I replied that I did, although I had spent the previous day stuck in airports returning from Florida.
“Oh, Florida! That sounds delightful. My husband and I honeymooned in Florida…” Rita continued, describing details of her vacation.
Afterwards, as I walked outside into the scorching heat of a typical July day in Dallas, I thought about that conversation. It was very pleasant, and although Rita didn’t know my name, she had been my cashier before and was equally polite and warm in our previous interactions. Was she merely a kind person, or was this an example of Southern hospitality?
Another day, I was outside running. It was way too late in the morning for a run, and the sun was high in the sky. I was huffing and puffing, dripping with sweat. As I chugged along, a white pickup truck slowed alongside me and a woman rolled down her window. She said something, but my blaring music drowned it out. “Excuse me?” I said, pulling out an earbud. In a thick Southern drawl, she smiled and told me, “You’re doing just alright.”
Interactions in Dallas that seemed normal in the past all of a sudden struck me as evidently more characteristic of the South. However, I must offer a disclaimer: these experiences are not comprehensive, with no research proving how these individuals were raised, nor can they really serve as proof of what is just a common stereotype of the South. Many people disregard the idea of Southern hospitality, claiming it holds true more often in rural communities and that politeness in a city like Dallas is simply an insincere façade. Others will argue that the entire idea is a concept, and kindness is just a reflection of character or upbringing.
Curious, I asked a couple of my friends who live in different parts of the country to conduct some observations. I requested that they carry out small case studies about behaviors in places where they live. Are people aggressively friendly?
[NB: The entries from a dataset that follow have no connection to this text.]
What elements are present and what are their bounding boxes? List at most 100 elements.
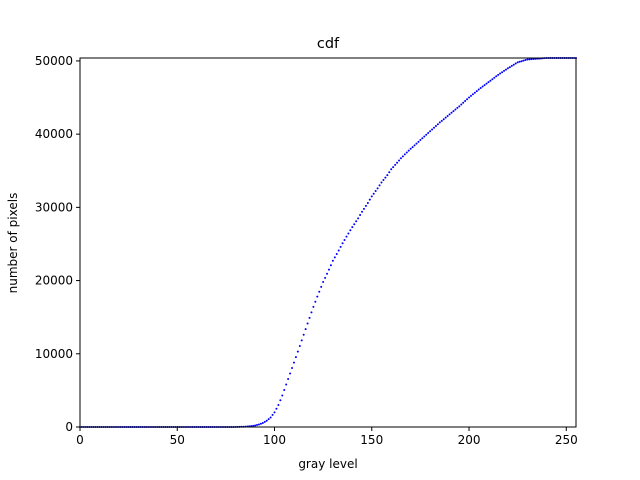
data-point bbox=[368, 198, 371, 201]
data-point bbox=[318, 290, 321, 293]
data-point bbox=[497, 73, 500, 76]
data-point bbox=[471, 93, 474, 96]
data-point bbox=[292, 361, 295, 364]
data-point bbox=[419, 139, 422, 141]
data-point bbox=[458, 105, 461, 108]
data-point bbox=[427, 131, 430, 134]
plot-area-frame bbox=[79, 57, 577, 428]
data-point bbox=[394, 163, 397, 166]
data-point bbox=[508, 66, 511, 69]
data-point bbox=[345, 235, 348, 238]
data-point bbox=[475, 90, 478, 93]
data-point bbox=[329, 264, 332, 267]
data-point bbox=[372, 192, 375, 195]
data-point bbox=[320, 285, 323, 288]
data-point bbox=[366, 201, 369, 204]
data-point bbox=[528, 58, 531, 61]
x-tick-label: 200 bbox=[458, 433, 481, 447]
data-point bbox=[257, 423, 260, 426]
data-point bbox=[281, 394, 284, 397]
y-tick-label: 10000 bbox=[35, 347, 73, 361]
data-point bbox=[503, 69, 506, 72]
data-point bbox=[388, 171, 391, 174]
data-point bbox=[306, 322, 309, 325]
data-point bbox=[347, 232, 350, 235]
data-point bbox=[265, 419, 268, 422]
data-point bbox=[335, 252, 338, 255]
x-tick-label: 0 bbox=[76, 433, 84, 447]
x-tick-label: 250 bbox=[555, 433, 578, 447]
data-point bbox=[421, 137, 424, 140]
data-point bbox=[302, 333, 305, 336]
data-point bbox=[296, 350, 299, 353]
data-point bbox=[351, 226, 354, 229]
data-point bbox=[355, 220, 358, 223]
data-point bbox=[446, 114, 449, 117]
data-point bbox=[314, 300, 317, 303]
data-point bbox=[460, 103, 463, 106]
data-point bbox=[526, 58, 529, 61]
data-point bbox=[409, 147, 412, 150]
data-point bbox=[442, 118, 445, 121]
y-tick-label: 20000 bbox=[35, 274, 73, 288]
data-point bbox=[477, 88, 480, 91]
x-tick-label: 50 bbox=[170, 433, 185, 447]
data-point bbox=[489, 79, 492, 82]
data-point bbox=[392, 166, 395, 169]
data-point bbox=[522, 59, 525, 62]
data-point bbox=[464, 100, 467, 103]
data-point bbox=[384, 176, 387, 179]
data-point bbox=[327, 268, 330, 271]
data-point bbox=[466, 98, 469, 101]
data-point bbox=[370, 195, 373, 198]
data-point bbox=[429, 130, 432, 133]
data-point bbox=[440, 119, 443, 122]
data-point bbox=[308, 316, 311, 319]
data-point bbox=[411, 146, 414, 149]
data-point bbox=[378, 184, 381, 187]
data-point bbox=[294, 356, 297, 359]
data-point bbox=[407, 149, 410, 152]
x-tick-label: 150 bbox=[360, 433, 383, 447]
data-point bbox=[252, 424, 255, 427]
data-point bbox=[261, 421, 264, 424]
data-point bbox=[316, 295, 319, 298]
data-point bbox=[339, 245, 342, 248]
data-point bbox=[532, 58, 535, 61]
data-point bbox=[401, 155, 404, 158]
data-point bbox=[256, 423, 258, 426]
data-point bbox=[361, 210, 364, 213]
data-point bbox=[298, 344, 301, 347]
data-point bbox=[279, 399, 282, 402]
data-point bbox=[462, 101, 465, 104]
data-point bbox=[491, 78, 494, 81]
data-point bbox=[291, 367, 294, 370]
data-point bbox=[359, 214, 362, 217]
data-point bbox=[504, 68, 507, 71]
data-point bbox=[495, 75, 498, 78]
data-point bbox=[398, 159, 400, 162]
data-point bbox=[283, 389, 286, 392]
data-point bbox=[275, 407, 278, 410]
data-point bbox=[403, 153, 406, 156]
data-point bbox=[452, 110, 455, 113]
data-point bbox=[417, 140, 420, 143]
data-point bbox=[312, 305, 315, 308]
data-point bbox=[425, 133, 428, 136]
data-point bbox=[481, 85, 484, 88]
data-point bbox=[364, 204, 367, 207]
data-point bbox=[269, 416, 272, 419]
data-point bbox=[386, 174, 389, 177]
data-point bbox=[331, 259, 334, 262]
data-point bbox=[487, 81, 490, 84]
data-point bbox=[341, 242, 344, 245]
data-point bbox=[433, 126, 436, 129]
data-point bbox=[263, 420, 266, 423]
data-point bbox=[469, 94, 472, 97]
data-point bbox=[399, 157, 402, 160]
data-point bbox=[380, 181, 383, 184]
data-point bbox=[434, 124, 437, 127]
data-point bbox=[436, 123, 439, 126]
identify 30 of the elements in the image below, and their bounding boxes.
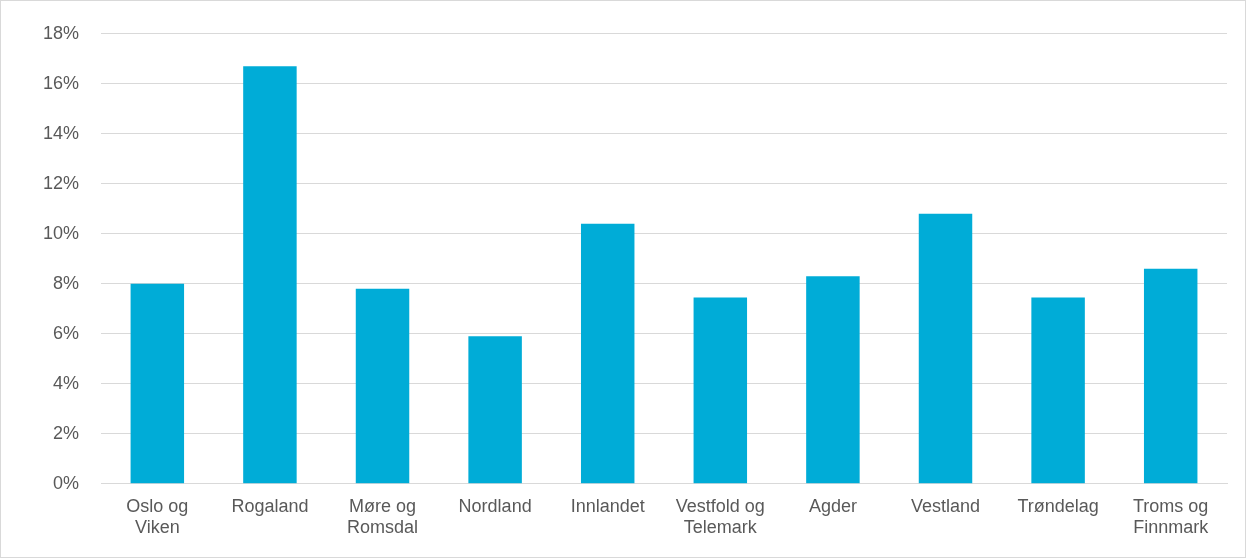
- y-tick-label: 4%: [53, 372, 80, 393]
- x-tick-label: Oslo og Viken: [126, 495, 189, 538]
- y-tick-label: 6%: [53, 322, 80, 343]
- bar: [468, 336, 522, 484]
- y-tick-label: 16%: [43, 72, 80, 93]
- y-tick-label: 0%: [53, 472, 80, 493]
- bar: [918, 213, 973, 484]
- x-tick-label: Innlandet: [570, 495, 645, 516]
- y-tick-label: 10%: [43, 222, 80, 243]
- x-tick-label: Møre og Romsdal: [347, 495, 419, 538]
- x-tick-label: Agder: [808, 495, 857, 516]
- y-tick-label: 18%: [43, 22, 80, 43]
- x-tick-label: Vestland: [910, 495, 981, 516]
- x-tick-label: Troms og Finnmark: [1133, 495, 1210, 538]
- y-tick-label: 12%: [43, 172, 80, 193]
- x-tick-label: Rogaland: [231, 495, 309, 516]
- bar: [806, 276, 860, 484]
- y-tick-label: 8%: [53, 272, 80, 293]
- x-tick-label: Nordland: [458, 495, 532, 516]
- y-tick-label: 2%: [53, 422, 80, 443]
- bar: [580, 223, 635, 484]
- bar: [693, 297, 748, 484]
- x-tick-label: Trøndelag: [1017, 495, 1099, 516]
- bar: [355, 288, 410, 484]
- x-tick-label: Vestfold og Telemark: [675, 495, 765, 538]
- bar: [130, 283, 185, 484]
- bar: [243, 66, 297, 484]
- bar: [1143, 268, 1198, 484]
- y-tick-label: 14%: [43, 122, 80, 143]
- bar: [1031, 297, 1085, 484]
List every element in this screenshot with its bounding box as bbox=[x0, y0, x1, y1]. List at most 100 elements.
Do they maintain a normal amount of politeness? Are they standoffish? What would happen if they were overly friendly to the employees at a clothing boutique, retailer or grocery store?
My team of quasi-researchers set out and investigated. Aniket Naravane (MSB ’18) hails from Woodbury, Minnesota. “Many people will strike up a conversation, asking, “How are you doing?” But any response aside from “not too bad” or “great, and yourself?” is swiftly treated as the wrong answer. For example, the answer “My day is going terribly,” will most likely be met with, “Sorry to hear that! Your total is $3.45.”
Siân Rigby (SFS ’18), from Hockessin, Delaware, noticed that people tend to mind their own business, and want you to mind yours. “No one is really outwardly rude, but they do seem a bit puzzled when someone shows extra enthusiasm,” she noted.
Born and raised in San Francisco, California, Russell Guertin (SFS ’18) claims, “I would say that people in San Francisco, and those generally on the West Coast, are polite but not overly friendly. Exchanges in stores tend to be curt and polite but not too intimate.”
While this was not professional research in social psychology, my friends’ findings were interesting to compare to my own. In the end, all regions of the United States retain certain cultural stereotypes. Whether or not one holds them to be true is up to the individual.
As for the South, maybe my nine years in Dallas have acclimated me to niceties and excessive courtesy. I’m on a first name basis with the cardio class instructor at the YMCA, I hug the nurses and doctors when I leave their offices, and I’ve had more conversations about college with retail employees than with some family members. Maybe the pleasantries are just polite, but I’ll keep reciprocating.
Caitlin Karna is a rising sophomore in the School of Foreign Service. The Southern Drawl appears every other Sunday.